Ouvidoria pede que Corregedoria da PM investigue o caso
Ainda na noite de quinta-feira, o ouvidor da Polícia, Elizeu Soares Lopes, esteve na Favela do Moinho para ouvir os relatos dos moradores. Nesta sexta, Lopes solicitou à Corregedoria que o órgão de controle da ação policial fique responsável pela investigação do que ocorreu na favela e não o batalhão responsável pelos PMs que ali estiveram.
“Há relatos de uma senhora que diz que seu filho estava dormindo quando policiais invadiram sua casa à procura de drogas […] Outra vítima seria uma criança cadeirante, que foi mordida por um cão da polícia”, diz documento da Ouvidoria encaminhado à Corregedoria.

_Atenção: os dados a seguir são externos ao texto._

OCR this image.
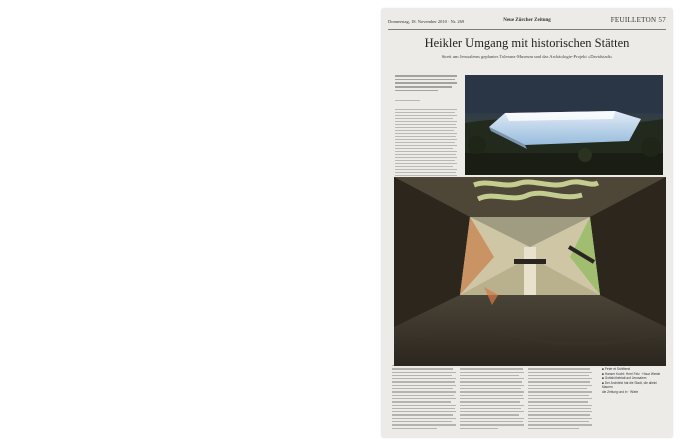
Donnerstag, 18. November 2010 · Nr. 269	Neue Zürcher Zeitung	FEUILLETON 57
Heikler Umgang mit historischen Stätten
Streit um Jerusalems geplantes Toleranz-Museum und das Archäologie-Projekt «Davidstadt»
■ Peter et Schiftend
■ Hanser Kocht: Herri Felz · Hauz Werde
■ Gottshöheblatt auf Jerusalem
■ Der Architekt hat die Stadt, die alleini Mauern
die Zeitung und in · Wiele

A Favela do Moinho tem um histórico de rotina de violência policial. Em maio deste ano, policiais invadiram casas e agrediram moradores. Um mês antes houve um protesto contra agressões cometidas por policiais, tendo como resposta repressão por parte da tropa.
No dia 27 de junho de 2017, uma ação da Rota (Rondas Ostensivas Tobias de Aguiar), a tropa mais letal da PM, terminou com a morte de Leandro de Souza Santos, 18 anos.
Testemunhas relatam que dois policiais participaram da tortura e execução de Leandro. O ato de tortura teria durado cerca de 30 minutos, enquanto a PM sustenta que o rapaz teria trocado tiros com os policiais.
Questionada pela reportagem, a Secretaria da Segurança Pública de SP, por meio de sua assessoria de imprensa terceirizada, a InPress, explicou que “a Corregedoria da Polícia Militar instaurou um IPM (Inquérito Policial Militar) para apurar a ocorrência na comunidade do Moinho, na última quinta-feira (2/7), e todos os fatos relacionados”.
A resposta dada à Ponte não responde quantas pessoas foram ouvidas e se a Corregedoria encontrou vestígios ou provas de irregularidades cometidas pelos policiais do 5º Batalhão do Canil.
Por meio de sua assessoria, a PM confirmou a ação da Corregedoria no Moinho. “Se comprovada qualquer irregularidade, os envolvidos responderão por seus atos nos termos da lei”, assegura.